𝗞𝗩 𝗖𝗮𝗰𝗵𝗲 𝗤𝘂𝗮𝗻𝘁𝗶𝘇𝗮𝘁𝗶𝗼𝗻 𝗳𝗼𝗿 𝗢𝗻 𝗗𝗲𝘃𝗶𝗰𝗲 𝗟𝗟𝗠𝘀

📅2 hours ago⏱2 min read

𝗞𝗩 𝗖𝗮𝗰𝗵𝗲 𝗤𝘂𝗮𝗻𝘁𝗶𝘇𝗮𝘁𝗶𝗼𝗻 𝗳𝗼𝗿 𝗢𝗻-𝗗𝗲𝘃𝗶𝗰𝗲 𝗟𝗟𝗠𝘀

Running Llama 3.2 3B on an Android device with 2 GB of RAM is hard. Most developers focus on model weights. This is a mistake. The real memory killer is the KV cache.

The KV cache grows as you chat.
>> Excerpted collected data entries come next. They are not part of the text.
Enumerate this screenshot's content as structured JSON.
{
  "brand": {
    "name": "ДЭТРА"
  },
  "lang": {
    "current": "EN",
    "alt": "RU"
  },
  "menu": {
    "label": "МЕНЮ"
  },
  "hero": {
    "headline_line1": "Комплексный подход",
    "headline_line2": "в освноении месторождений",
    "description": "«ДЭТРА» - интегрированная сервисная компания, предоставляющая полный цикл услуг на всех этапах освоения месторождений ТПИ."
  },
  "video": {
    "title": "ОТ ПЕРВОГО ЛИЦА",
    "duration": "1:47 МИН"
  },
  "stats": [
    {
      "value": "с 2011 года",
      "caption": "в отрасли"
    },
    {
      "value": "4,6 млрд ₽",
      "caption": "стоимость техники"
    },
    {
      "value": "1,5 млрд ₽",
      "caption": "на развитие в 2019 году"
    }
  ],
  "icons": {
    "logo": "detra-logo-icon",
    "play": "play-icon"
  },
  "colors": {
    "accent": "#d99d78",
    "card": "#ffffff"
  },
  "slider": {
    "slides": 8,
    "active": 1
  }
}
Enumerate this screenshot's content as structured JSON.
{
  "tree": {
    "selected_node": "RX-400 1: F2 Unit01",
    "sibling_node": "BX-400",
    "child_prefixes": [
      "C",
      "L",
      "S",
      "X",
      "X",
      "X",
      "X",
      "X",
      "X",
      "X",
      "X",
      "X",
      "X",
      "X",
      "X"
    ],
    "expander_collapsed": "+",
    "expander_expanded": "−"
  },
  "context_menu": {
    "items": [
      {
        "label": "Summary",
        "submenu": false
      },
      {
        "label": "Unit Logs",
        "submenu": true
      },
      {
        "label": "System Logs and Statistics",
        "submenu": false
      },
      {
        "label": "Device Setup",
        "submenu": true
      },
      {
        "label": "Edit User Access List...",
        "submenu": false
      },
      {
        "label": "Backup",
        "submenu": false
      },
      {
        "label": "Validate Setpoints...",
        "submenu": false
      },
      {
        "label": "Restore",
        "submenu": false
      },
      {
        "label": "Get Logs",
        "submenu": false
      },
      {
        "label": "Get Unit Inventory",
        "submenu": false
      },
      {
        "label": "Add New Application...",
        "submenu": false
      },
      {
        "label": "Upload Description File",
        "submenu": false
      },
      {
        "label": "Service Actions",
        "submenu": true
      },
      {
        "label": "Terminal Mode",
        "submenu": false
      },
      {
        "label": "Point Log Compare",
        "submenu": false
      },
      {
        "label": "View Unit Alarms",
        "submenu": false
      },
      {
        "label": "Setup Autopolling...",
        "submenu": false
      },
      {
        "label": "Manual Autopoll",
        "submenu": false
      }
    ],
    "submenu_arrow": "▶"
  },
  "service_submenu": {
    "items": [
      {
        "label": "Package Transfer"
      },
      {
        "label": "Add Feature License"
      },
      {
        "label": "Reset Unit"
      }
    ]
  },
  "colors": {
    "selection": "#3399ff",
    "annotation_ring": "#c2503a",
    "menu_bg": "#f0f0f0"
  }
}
If you use standard FP16 precision, the cache eats hundreds of megabytes. This causes your app to crash after only a few turns.

You can fix this with three specific steps.

Use Mixed-Precision Quantization Keys and values do not need the same precision. Key caches handle low precision well. Value caches do not.

Use INT4 for keys.
Use INT8 for values.

This approach reduces your cache size by 62%. For a 2048 token context, you drop from 224 MB down to 84 MB. This happens without changing the model weights.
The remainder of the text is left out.